Segundo a acusação, Nikolas é acusado de citar práticas transfóbicas, equiparadas por lei ao crime de racismo. A denúncia foi baseada em um vídeo postado nas redes sociais do parlamentar em junho do ano passado, quando ele ainda era vereador em Belo Horizonte. No vídeo, Nikolas mostra uma jovem trans de 14 anos que estava em um banheiro feminino de uma escola particular na capital mineira.
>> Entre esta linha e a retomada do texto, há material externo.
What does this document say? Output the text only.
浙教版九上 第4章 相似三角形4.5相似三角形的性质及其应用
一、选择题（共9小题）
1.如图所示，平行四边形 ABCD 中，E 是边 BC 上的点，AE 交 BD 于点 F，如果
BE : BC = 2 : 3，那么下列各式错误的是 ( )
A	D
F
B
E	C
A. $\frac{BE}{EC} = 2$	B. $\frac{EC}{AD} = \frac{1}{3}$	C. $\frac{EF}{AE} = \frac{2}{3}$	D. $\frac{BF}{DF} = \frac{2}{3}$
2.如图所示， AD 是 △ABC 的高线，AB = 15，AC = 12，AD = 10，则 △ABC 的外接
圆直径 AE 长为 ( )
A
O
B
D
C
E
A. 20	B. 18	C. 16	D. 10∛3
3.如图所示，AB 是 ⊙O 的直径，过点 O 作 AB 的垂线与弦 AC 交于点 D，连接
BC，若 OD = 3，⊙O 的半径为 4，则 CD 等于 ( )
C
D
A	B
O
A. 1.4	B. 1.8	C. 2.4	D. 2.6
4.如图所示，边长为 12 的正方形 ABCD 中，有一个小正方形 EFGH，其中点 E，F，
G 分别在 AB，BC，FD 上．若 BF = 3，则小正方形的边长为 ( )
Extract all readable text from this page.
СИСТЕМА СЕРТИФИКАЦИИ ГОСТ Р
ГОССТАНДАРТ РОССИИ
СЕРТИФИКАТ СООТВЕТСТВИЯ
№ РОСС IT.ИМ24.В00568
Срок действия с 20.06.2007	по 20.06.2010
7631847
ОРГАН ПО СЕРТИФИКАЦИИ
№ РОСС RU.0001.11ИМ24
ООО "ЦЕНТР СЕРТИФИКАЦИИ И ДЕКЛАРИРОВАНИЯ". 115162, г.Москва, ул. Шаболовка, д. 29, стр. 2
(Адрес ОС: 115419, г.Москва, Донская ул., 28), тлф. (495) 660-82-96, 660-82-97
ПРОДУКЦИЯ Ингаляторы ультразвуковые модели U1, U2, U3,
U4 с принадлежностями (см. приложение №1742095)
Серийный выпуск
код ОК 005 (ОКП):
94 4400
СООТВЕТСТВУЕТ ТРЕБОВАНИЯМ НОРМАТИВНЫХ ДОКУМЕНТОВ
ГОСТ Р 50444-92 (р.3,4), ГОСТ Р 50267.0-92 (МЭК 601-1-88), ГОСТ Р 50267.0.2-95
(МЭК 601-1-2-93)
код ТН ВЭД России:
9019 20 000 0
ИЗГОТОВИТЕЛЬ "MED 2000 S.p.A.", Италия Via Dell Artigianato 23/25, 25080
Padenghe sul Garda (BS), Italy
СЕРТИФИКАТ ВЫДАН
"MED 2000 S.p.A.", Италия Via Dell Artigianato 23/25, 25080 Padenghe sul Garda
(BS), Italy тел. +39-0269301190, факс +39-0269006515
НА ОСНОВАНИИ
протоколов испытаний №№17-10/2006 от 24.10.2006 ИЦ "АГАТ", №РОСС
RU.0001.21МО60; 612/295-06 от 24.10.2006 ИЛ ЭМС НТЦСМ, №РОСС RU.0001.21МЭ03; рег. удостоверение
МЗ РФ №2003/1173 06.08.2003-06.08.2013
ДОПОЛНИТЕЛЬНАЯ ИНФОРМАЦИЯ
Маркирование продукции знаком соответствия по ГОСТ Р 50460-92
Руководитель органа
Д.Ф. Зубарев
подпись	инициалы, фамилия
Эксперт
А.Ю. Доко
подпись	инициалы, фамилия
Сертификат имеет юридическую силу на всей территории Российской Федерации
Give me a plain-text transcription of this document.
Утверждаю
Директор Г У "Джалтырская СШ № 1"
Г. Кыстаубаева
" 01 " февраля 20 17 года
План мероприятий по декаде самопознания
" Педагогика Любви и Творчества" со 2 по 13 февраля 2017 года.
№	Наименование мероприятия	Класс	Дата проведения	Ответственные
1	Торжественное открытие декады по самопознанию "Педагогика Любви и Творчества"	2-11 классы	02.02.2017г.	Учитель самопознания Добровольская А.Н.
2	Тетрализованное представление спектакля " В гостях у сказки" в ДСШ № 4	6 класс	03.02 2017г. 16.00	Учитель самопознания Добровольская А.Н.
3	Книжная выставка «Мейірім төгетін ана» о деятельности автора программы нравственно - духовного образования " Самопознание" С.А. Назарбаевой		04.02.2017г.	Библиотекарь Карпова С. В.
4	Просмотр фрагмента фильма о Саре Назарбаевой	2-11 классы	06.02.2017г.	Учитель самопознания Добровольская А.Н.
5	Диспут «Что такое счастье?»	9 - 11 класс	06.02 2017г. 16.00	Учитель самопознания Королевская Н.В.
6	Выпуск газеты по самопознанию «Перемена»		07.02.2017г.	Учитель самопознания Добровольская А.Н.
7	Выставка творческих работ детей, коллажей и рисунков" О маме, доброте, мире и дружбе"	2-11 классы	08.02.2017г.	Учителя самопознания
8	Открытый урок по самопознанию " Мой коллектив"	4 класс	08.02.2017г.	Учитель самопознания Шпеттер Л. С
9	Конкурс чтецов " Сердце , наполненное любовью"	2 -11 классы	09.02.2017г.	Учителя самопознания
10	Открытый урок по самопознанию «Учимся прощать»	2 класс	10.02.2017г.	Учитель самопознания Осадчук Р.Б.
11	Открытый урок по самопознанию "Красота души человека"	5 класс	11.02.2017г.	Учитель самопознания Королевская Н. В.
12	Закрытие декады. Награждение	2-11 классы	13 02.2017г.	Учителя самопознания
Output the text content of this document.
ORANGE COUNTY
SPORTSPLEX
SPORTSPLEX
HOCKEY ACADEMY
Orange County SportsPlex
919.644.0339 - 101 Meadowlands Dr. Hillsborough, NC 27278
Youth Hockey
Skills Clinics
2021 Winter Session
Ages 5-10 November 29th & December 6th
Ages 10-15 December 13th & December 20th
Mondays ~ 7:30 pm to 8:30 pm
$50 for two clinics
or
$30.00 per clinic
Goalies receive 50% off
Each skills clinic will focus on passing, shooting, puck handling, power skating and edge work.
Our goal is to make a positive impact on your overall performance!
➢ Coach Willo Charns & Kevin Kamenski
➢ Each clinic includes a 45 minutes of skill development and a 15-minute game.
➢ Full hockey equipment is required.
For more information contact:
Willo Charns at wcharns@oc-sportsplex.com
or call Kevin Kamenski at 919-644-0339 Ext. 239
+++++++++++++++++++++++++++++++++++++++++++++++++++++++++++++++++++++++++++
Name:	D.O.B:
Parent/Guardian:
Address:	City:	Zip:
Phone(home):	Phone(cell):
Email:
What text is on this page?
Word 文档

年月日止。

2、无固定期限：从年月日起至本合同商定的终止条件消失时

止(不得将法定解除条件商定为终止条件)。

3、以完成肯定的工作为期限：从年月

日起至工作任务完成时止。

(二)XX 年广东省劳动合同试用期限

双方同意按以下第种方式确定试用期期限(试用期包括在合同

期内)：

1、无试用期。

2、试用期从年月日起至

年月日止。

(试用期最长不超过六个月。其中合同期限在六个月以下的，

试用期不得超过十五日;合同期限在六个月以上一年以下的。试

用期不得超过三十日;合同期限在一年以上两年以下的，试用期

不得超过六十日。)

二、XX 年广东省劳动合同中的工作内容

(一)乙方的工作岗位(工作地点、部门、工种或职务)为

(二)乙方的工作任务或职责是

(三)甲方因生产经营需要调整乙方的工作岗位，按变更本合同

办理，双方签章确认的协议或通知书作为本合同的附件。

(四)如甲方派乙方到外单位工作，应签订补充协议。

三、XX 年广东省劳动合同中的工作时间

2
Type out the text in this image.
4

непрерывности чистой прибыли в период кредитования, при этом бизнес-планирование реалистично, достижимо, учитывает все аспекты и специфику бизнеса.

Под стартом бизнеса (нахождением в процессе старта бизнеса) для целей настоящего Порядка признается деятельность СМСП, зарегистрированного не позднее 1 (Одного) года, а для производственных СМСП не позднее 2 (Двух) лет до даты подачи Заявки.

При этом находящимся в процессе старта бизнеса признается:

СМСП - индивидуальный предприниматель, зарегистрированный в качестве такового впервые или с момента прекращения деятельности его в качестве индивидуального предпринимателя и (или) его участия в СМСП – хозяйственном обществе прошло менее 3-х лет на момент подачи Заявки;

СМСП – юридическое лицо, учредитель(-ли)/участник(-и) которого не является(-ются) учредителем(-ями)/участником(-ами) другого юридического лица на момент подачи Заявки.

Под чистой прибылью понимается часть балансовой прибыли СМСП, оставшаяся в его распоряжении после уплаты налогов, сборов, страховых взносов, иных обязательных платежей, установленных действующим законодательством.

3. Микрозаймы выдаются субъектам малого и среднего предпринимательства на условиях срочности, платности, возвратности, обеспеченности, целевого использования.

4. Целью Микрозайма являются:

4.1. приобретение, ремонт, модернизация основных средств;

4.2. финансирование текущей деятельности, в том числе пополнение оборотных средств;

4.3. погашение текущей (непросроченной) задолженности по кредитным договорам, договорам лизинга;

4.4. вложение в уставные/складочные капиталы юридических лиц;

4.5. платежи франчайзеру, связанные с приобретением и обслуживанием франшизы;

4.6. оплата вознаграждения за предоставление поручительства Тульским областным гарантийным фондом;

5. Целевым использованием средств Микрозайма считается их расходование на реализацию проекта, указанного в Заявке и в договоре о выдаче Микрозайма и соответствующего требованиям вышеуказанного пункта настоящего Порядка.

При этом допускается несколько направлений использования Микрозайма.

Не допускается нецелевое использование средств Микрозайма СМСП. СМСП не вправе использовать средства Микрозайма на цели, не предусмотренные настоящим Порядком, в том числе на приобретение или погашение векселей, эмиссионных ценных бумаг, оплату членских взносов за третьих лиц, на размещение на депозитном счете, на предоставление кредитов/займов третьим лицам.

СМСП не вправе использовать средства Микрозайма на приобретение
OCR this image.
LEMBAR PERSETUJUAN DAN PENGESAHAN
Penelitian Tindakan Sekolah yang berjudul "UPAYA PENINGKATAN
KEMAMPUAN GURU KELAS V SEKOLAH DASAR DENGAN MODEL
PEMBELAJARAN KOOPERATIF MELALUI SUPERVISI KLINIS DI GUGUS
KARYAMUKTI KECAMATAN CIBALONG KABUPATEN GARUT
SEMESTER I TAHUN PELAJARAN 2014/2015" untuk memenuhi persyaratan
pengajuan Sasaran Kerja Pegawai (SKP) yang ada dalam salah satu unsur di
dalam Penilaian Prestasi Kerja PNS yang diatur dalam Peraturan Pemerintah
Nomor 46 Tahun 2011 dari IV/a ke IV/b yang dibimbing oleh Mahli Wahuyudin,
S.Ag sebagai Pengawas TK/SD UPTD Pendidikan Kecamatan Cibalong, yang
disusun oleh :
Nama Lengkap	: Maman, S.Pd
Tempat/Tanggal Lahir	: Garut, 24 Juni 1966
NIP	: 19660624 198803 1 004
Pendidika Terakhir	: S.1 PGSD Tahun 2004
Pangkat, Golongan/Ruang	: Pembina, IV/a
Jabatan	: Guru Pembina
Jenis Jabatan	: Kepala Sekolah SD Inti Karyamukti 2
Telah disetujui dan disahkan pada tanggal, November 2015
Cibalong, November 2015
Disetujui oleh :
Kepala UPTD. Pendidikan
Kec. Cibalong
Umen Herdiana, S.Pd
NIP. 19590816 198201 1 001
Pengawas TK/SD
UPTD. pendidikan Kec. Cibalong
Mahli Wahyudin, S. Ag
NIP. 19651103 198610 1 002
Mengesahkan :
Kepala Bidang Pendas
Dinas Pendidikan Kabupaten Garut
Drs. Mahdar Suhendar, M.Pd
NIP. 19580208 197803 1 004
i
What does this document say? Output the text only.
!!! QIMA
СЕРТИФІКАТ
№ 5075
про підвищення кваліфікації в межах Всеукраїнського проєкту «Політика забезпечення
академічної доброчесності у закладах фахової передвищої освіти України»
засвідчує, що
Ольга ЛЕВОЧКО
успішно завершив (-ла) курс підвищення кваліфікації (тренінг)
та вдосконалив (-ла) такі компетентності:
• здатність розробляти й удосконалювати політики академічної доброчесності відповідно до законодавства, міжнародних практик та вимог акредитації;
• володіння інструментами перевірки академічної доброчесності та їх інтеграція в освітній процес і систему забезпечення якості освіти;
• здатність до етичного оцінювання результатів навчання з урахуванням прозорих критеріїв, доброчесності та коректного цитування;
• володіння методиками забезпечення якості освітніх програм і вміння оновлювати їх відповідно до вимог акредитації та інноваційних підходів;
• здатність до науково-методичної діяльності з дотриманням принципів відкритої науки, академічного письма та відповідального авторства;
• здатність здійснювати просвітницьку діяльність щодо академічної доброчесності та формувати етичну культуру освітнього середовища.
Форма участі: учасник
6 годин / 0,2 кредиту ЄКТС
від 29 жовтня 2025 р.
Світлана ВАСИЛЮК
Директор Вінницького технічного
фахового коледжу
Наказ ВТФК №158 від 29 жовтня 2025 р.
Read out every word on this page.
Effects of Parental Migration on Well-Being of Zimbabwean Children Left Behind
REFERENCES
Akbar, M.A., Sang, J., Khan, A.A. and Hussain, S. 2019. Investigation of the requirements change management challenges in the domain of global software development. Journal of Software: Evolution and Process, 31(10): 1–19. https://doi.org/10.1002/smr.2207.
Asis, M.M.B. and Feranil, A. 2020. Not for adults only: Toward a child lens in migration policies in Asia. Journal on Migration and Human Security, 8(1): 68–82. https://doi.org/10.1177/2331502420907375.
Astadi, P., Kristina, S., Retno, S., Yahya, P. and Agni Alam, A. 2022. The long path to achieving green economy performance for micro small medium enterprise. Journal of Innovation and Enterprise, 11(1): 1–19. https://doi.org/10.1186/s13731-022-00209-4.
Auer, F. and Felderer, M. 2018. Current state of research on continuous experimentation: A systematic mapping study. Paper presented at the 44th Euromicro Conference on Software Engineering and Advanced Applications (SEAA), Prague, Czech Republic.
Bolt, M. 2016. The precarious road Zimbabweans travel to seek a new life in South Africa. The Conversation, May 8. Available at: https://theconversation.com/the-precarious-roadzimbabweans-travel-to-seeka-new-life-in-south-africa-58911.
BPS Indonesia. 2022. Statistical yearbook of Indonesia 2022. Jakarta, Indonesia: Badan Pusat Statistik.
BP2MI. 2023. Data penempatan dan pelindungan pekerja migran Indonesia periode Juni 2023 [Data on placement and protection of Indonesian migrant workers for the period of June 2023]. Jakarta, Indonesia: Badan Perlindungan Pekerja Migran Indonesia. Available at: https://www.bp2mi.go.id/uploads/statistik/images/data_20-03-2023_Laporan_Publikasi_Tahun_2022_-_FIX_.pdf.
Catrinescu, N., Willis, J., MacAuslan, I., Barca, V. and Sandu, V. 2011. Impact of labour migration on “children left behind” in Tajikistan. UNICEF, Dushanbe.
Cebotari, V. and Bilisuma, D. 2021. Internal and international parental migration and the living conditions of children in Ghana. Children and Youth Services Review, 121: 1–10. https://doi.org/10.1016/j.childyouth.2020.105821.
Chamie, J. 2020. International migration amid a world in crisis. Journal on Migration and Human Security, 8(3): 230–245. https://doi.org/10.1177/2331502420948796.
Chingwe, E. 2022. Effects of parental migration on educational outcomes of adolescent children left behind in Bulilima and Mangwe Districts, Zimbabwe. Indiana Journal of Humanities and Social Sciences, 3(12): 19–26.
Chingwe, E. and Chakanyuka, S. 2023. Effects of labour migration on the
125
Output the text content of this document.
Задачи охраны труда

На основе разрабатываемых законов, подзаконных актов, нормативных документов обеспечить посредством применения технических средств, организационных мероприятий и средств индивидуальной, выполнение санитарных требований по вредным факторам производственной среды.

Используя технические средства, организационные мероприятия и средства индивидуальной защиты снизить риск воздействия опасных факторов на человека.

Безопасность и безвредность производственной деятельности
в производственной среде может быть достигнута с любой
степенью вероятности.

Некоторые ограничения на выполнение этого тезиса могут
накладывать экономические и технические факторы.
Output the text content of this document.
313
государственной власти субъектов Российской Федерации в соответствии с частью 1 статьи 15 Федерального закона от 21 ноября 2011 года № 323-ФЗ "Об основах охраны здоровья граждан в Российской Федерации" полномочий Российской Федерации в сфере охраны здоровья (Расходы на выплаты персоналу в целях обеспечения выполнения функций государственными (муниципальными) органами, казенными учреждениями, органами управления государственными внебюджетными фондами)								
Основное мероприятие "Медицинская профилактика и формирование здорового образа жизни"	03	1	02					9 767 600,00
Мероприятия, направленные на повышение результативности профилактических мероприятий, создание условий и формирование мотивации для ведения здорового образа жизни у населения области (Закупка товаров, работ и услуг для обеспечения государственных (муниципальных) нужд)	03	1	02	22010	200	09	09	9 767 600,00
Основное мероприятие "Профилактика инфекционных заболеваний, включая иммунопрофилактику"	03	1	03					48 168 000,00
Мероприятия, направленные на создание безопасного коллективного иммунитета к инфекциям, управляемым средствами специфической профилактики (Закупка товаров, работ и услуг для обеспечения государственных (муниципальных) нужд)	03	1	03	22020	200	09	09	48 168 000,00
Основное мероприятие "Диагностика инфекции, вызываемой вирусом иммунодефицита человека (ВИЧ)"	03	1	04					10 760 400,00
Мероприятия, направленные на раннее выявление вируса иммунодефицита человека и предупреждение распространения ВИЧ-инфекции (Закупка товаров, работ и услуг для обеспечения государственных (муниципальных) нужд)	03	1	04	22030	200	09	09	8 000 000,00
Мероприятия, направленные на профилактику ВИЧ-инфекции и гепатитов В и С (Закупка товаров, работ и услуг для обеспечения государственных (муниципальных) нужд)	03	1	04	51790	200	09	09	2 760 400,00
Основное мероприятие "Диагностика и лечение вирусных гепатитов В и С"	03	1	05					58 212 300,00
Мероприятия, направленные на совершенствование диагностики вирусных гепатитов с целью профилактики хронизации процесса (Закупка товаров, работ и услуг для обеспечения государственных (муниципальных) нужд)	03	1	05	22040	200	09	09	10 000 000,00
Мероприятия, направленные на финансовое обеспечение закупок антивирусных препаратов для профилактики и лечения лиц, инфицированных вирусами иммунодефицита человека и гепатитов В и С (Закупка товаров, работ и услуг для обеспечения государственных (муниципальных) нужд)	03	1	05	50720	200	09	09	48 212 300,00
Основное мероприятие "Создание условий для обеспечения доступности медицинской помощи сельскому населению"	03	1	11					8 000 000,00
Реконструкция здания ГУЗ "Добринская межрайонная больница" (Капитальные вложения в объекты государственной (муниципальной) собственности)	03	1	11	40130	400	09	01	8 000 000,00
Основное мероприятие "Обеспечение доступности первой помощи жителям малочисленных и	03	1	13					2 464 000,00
O deputado se referiu ao jovem como “um estuprador em potencial” e ainda questionou a “ousadia dela em usar o banheiro feminino da escola”. Ele afirmou que a presença dela estranharia as outras alunas da escola.
O Ministério Público listou pelo menos quatro pontos da denúncia: declaração contra direitos de pessoas transexuais, afronta aos valores e princípios constitucionais de proteção à proteção, racismo e exposição da jovem. O documento do Ministério Público foi assinado por três promotores das áreas de Direitos Humanos, Saúde e Infância e Juventude.
O deputado recentemente chamou a atenção por usar uma peruca no plenário da Câmara dos Deputados. Na oportunidade, durante as comemorações pelo Dia Internacional da Mulher, ele afirmou que naquele dia estava se sentindo uma mulher. O comentário gerou polêmica na imprensa e entre os colegas parlamentares. Com isso, já foram encaminhados ao Conselho de Ética pedidos de cassação do parlamentar e ações contra ele no Supremo Tribunal Federal, pedindo bloqueio de redes sociais.